Re: Fuzzy substring searching with the pg_trgm extension

From: Artur Zakirov <a(dot)zakirov(at)postgrespro(dot)ru>
To: Alvaro Herrera <alvherre(at)2ndquadrant(dot)com>, Teodor Sigaev <teodor(at)sigaev(dot)ru>
Cc: Jeff Janes <jeff(dot)janes(at)gmail(dot)com>, pgsql-hackers <pgsql-hackers(at)postgresql(dot)org>
Subject: Re: Fuzzy substring searching with the pg_trgm extension
Date: 2016-02-10 15:34:11
Message-ID: 56BB5873.1020503@postgrespro.ru
Views: Raw Message | Whole Thread | Download mbox | Resend email
Thread:
Lists: pgsql-hackers

On 02.02.2016 15:45, Artur Zakirov wrote:
> On 01.02.2016 20:12, Artur Zakirov wrote:
>>
>> I have changed the patch:
>> 1 - trgm2.data was corrected, duplicates were deleted.
>> 2 - I have added operators <<-> and <->> with GiST index supporting.

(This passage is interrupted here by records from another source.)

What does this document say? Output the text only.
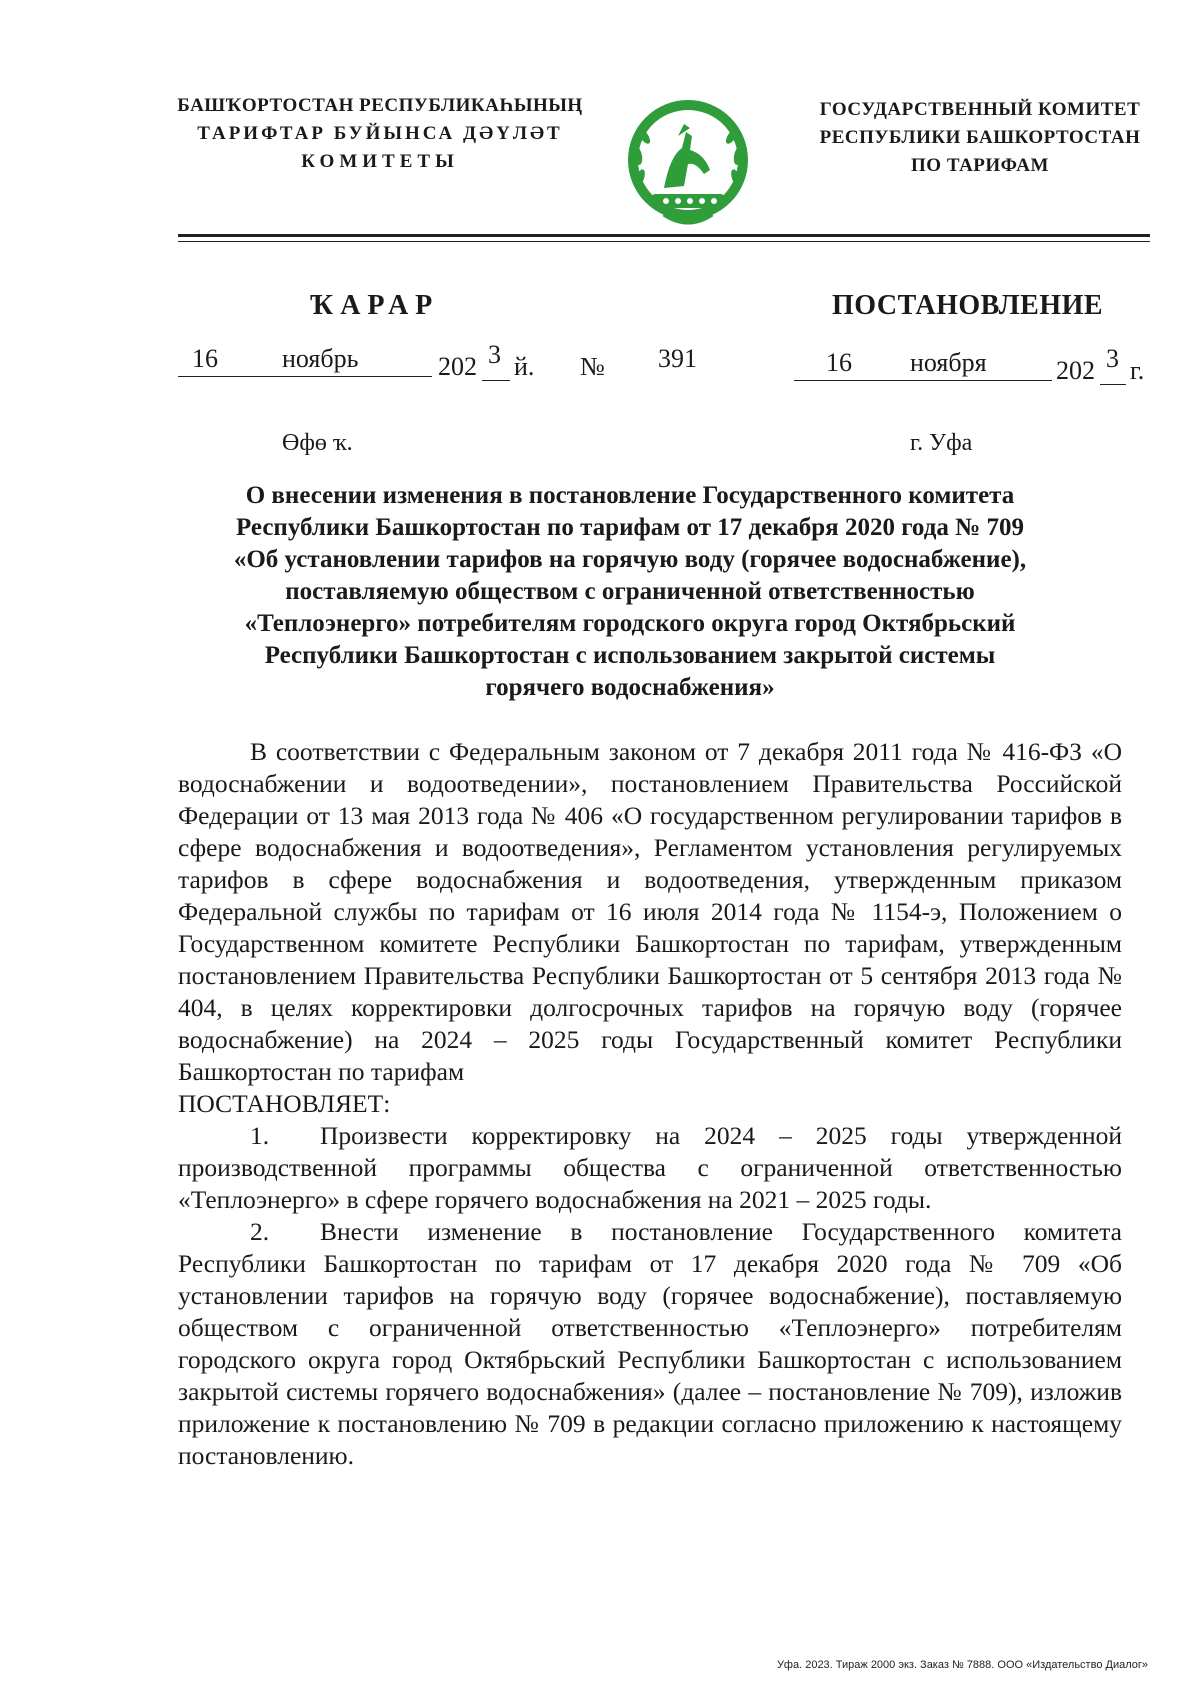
БАШҠОРТОСТАН РЕСПУБЛИКАҺЫНЫҢ
ТАРИФТАР БУЙЫНСА ДӘҮЛӘТ
КОМИТЕТЫ
ГОСУДАРСТВЕННЫЙ КОМИТЕТ
РЕСПУБЛИКИ БАШКОРТОСТАН
ПО ТАРИФАМ
ҠАРАР	ПОСТАНОВЛЕНИЕ
16 ноябрь	202 3 й. № 391	16 ноября	202 3 г.
Өфө ҡ.	г. Уфа
О внесении изменения в постановление Государственного комитета
Республики Башкортостан по тарифам от 17 декабря 2020 года № 709
«Об установлении тарифов на горячую воду (горячее водоснабжение),
поставляемую обществом с ограниченной ответственностью
«Теплоэнерго» потребителям городского округа город Октябрьский
Республики Башкортостан с использованием закрытой системы
горячего водоснабжения»

В соответствии с Федеральным законом от 7 декабря 2011 года № 416-ФЗ «О водоснабжении и водоотведении», постановлением Правительства Российской Федерации от 13 мая 2013 года № 406 «О государственном регулировании тарифов в сфере водоснабжения и водоотведения», Регламентом установления регулируемых тарифов в сфере водоснабжения и водоотведения, утвержденным приказом Федеральной службы по тарифам от 16 июля 2014 года № 1154-э, Положением о Государственном комитете Республики Башкортостан по тарифам, утвержденным постановлением Правительства Республики Башкортостан от 5 сентября 2013 года № 404, в целях корректировки долгосрочных тарифов на горячую воду (горячее водоснабжение) на 2024 – 2025 годы Государственный комитет Республики Башкортостан по тарифам

ПОСТАНОВЛЯЕТ:

1. Произвести корректировку на 2024 – 2025 годы утвержденной производственной программы общества с ограниченной ответственностью «Теплоэнерго» в сфере горячего водоснабжения на 2021 – 2025 годы.

2. Внести изменение в постановление Государственного комитета Республики Башкортостан по тарифам от 17 декабря 2020 года № 709 «Об установлении тарифов на горячую воду (горячее водоснабжение), поставляемую обществом с ограниченной ответственностью «Теплоэнерго» потребителям городского округа город Октябрьский Республики Башкортостан с использованием закрытой системы горячего водоснабжения» (далее – постановление № 709), изложив приложение к постановлению № 709 в редакции согласно приложению к настоящему постановлению.

Уфа. 2023. Тираж 2000 экз. Заказ № 7888. ООО «Издательство Диалог»
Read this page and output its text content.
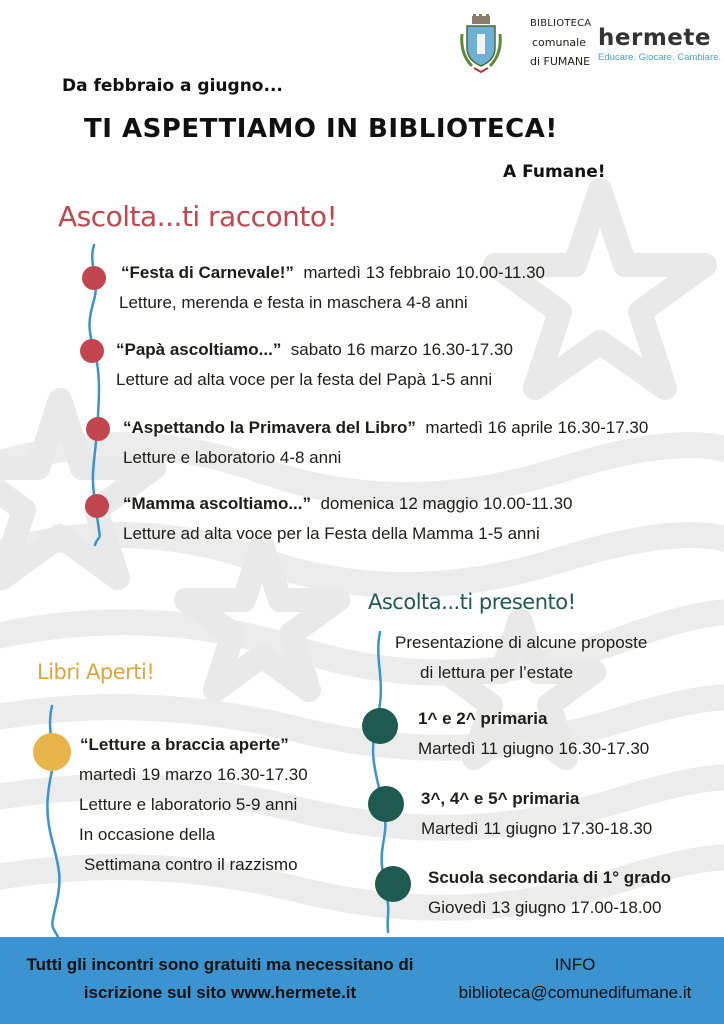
BIBLIOTECA
comunale
di FUMANE
hermete
Educare. Giocare. Cambiare.
Da febbraio a giugno...
TI ASPETTIAMO IN BIBLIOTECA!
A Fumane!
Ascolta...ti racconto!
“Festa di Carnevale!” martedì 13 febbraio 10.00-11.30
Letture, merenda e festa in maschera 4-8 anni
“Papà ascoltiamo...” sabato 16 marzo 16.30-17.30
Letture ad alta voce per la festa del Papà 1-5 anni
“Aspettando la Primavera del Libro” martedì 16 aprile 16.30-17.30
Letture e laboratorio 4-8 anni
“Mamma ascoltiamo...” domenica 12 maggio 10.00-11.30
Letture ad alta voce per la Festa della Mamma 1-5 anni
Ascolta...ti presento!
Presentazione di alcune proposte
di lettura per l’estate
1^ e 2^ primaria
Martedì 11 giugno 16.30-17.30
3^, 4^ e 5^ primaria
Martedì 11 giugno 17.30-18.30
Scuola secondaria di 1° grado
Giovedì 13 giugno 17.00-18.00
Libri Aperti!
“Letture a braccia aperte”
martedì 19 marzo 16.30-17.30
Letture e laboratorio 5-9 anni
In occasione della
Settimana contro il razzismo
Tutti gli incontri sono gratuiti ma necessitano di
iscrizione sul sito www.hermete.it
INFO
biblioteca@comunedifumane.it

A
>> regression test will pass only with the patch
>> http://www.postgresql.org/message-id/CAPpHfdt19FwQXarYjkzxb3oxmv-KAn3FLuZrooARE_U3H3CV9g@mail.gmail.com
>>
>>
>> 3 - the function substring_similarity() was renamed to
>> subword_similarity().
>>
>> But there is not a function substring_similarity_pos() yet. It is not
>> trivial.
>>
>
> Sorry, in the previous patch was a typo. Here is the fixed patch.
>

I have attached a new version of the patch. It fixes error of operators
<->> and %>:
- operator <->> did not pass the regression test in CentOS 32 bit (gcc
4.4.7 20120313).
- operator %> did not pass the regression test in FreeBSD 32 bit (gcc
4.2.1 20070831).

It was because of variable optimization by gcc.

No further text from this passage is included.